Brazil’s economy is expected to shrink with over 2 per cent, after zero growth in 2014. Some economists expect even a decline of more than 3 per cent. For next year, most economists expect no growth at best and potentially another decline.
This is in stark contrast with the label ‘emerging country’ Brazil held during the start of the new millennium. As with the other BRIC-countries, the country suffered from a downturn in the recent years, threatening its status as a developing market. Together with Russia, the reason can be found in the historical downfall in commodity prices. Brazil shares another feature with Russia: politics which seems unable to implement deep reforms but instead rode the commodity bull too long. The crisis in 2008 was also briefly felt in Brazil, but due to a sharp recovery in the world economy and the low interest rates across the globe its policy makers refrained from unpopular fundamental changes. The reforms former President Lula started were not intensified by current President Rousseff. Part of this can be explained by party politics, but also incapability of the social party to understand the drivers of (economic) progress. To be fair, widespread corruption, its true dimension still not unraveled completely, distracted the President to pursue the needed reforms.
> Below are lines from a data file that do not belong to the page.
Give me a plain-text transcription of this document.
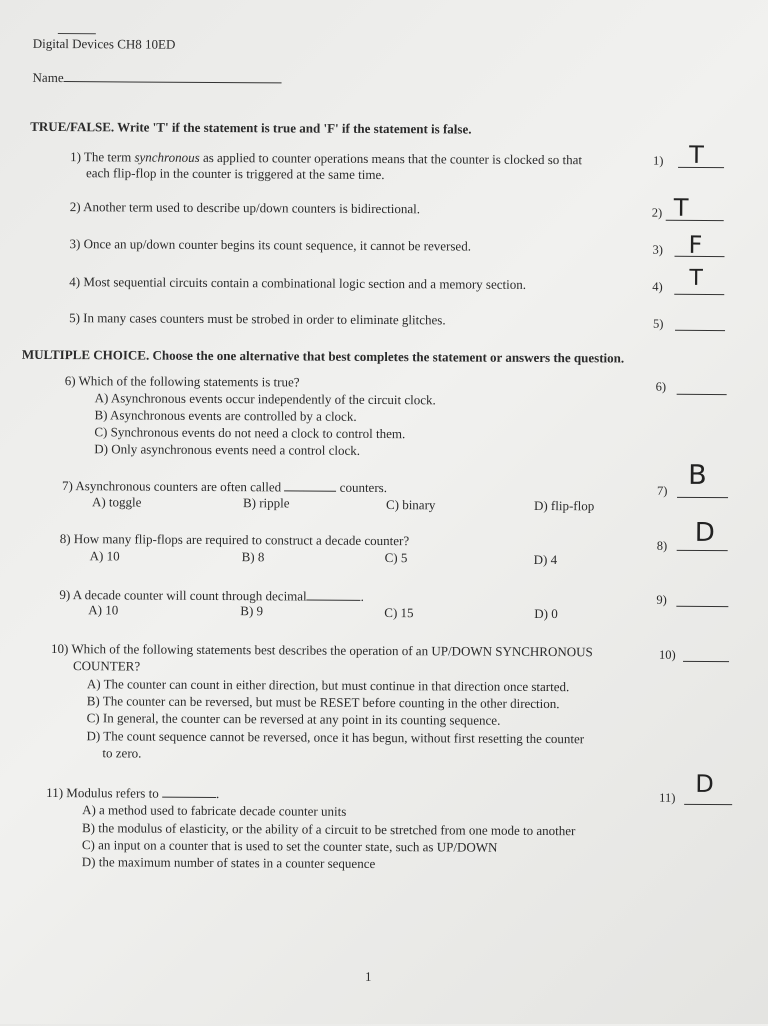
Digital Devices CH8 10ED
Name
TRUE/FALSE. Write 'T' if the statement is true and 'F' if the statement is false.
1) The term synchronous as applied to counter operations means that the counter is clocked so that
each flip-flop in the counter is triggered at the same time.
1) T
2) Another term used to describe up/down counters is bidirectional.	2) T
3) Once an up/down counter begins its count sequence, it cannot be reversed.	3) F
4) Most sequential circuits contain a combinational logic section and a memory section.	4) T
5) In many cases counters must be strobed in order to eliminate glitches.	5)
MULTIPLE CHOICE. Choose the one alternative that best completes the statement or answers the question.
6) Which of the following statements is true?
A) Asynchronous events occur independently of the circuit clock.
B) Asynchronous events are controlled by a clock.
C) Synchronous events do not need a clock to control them.
D) Only asynchronous events need a control clock.
6)
7) Asynchronous counters are often called	counters.
A) toggle	B) ripple	C) binary	D) flip-flop
7) B
8) How many flip-flops are required to construct a decade counter?
A) 10	B) 8	C) 5	D) 4
8) D
9) A decade counter will count through decimal	.
A) 10	B) 9	C) 15	D) 0
9)
10) Which of the following statements best describes the operation of an UP/DOWN SYNCHRONOUS
COUNTER?
A) The counter can count in either direction, but must continue in that direction once started.
B) The counter can be reversed, but must be RESET before counting in the other direction.
C) In general, the counter can be reversed at any point in its counting sequence.
D) The count sequence cannot be reversed, once it has begun, without first resetting the counter
to zero.
10)
11) Modulus refers to	.
A) a method used to fabricate decade counter units
B) the modulus of elasticity, or the ability of a circuit to be stretched from one mode to another
C) an input on a counter that is used to set the counter state, such as UP/DOWN
D) the maximum number of states in a counter sequence
11) D
1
Consequences of downgrade yet to be seen
Despite the muted reaction of markets, analysts fear that potential stress in Brazil’s bonds lure. S&P’s fellow rating agencies, Moody’s and Fitch, will likely follow with downgrades. This might lead to forced selling by investors. JP Morgan estimates that this could be approximately USD 6.2bn for sovereign bonds. This will be very difficult to absorb for the Brazilian market due to low liquidity. In addition, corporate bondholders may continue to sell, with an estimated outflow of USD 14bn. The fact that Petrobras, once Brazilians flagship but now outcast and example of widespread corruption, was also downgraded by S&P this week doesn’t help. We should note however that active investors already sold their holdings in an earlier stage. The question is whether passive investors, with a longer view also see a reason to sell. Some players with an emerging market mandate realize that this type of market comes with increased risk and are willing to sit out temporarily turmoil. But if the developments take the shape of a long-term evolution (multiple years), things could change.
Equity markets first to turn around
As with Russia, the Brazilian market may see relief when commodities turn around. This will take a lot of pressure from, or even break, the downward spiral we’re now seeing. Stable or first signs of recovering commodity prices, such as in oil, will be first signs of stabilizing flows and could support Brazil’s currency the Real. With a look on the chart of the major Brazilian ETF, the iShares Bovespa Capped ETF (ticker: EWZ) we see a continuing decline during the last 5 years with only brief periods of relief. Volumes intensified in the second half of 2014 and are elevated in the recent few months. Together with an acceleration of the declining trend, the higher volumes could be first signs of capitulation. We should remember that when it appears that all is lost, Armageddon will be priced in the shares and a turnaround will follow. However, it’s too soon to tell and investors should wait for a break of the declining trend. After all, to road to recovery may be long and will not occur overnight.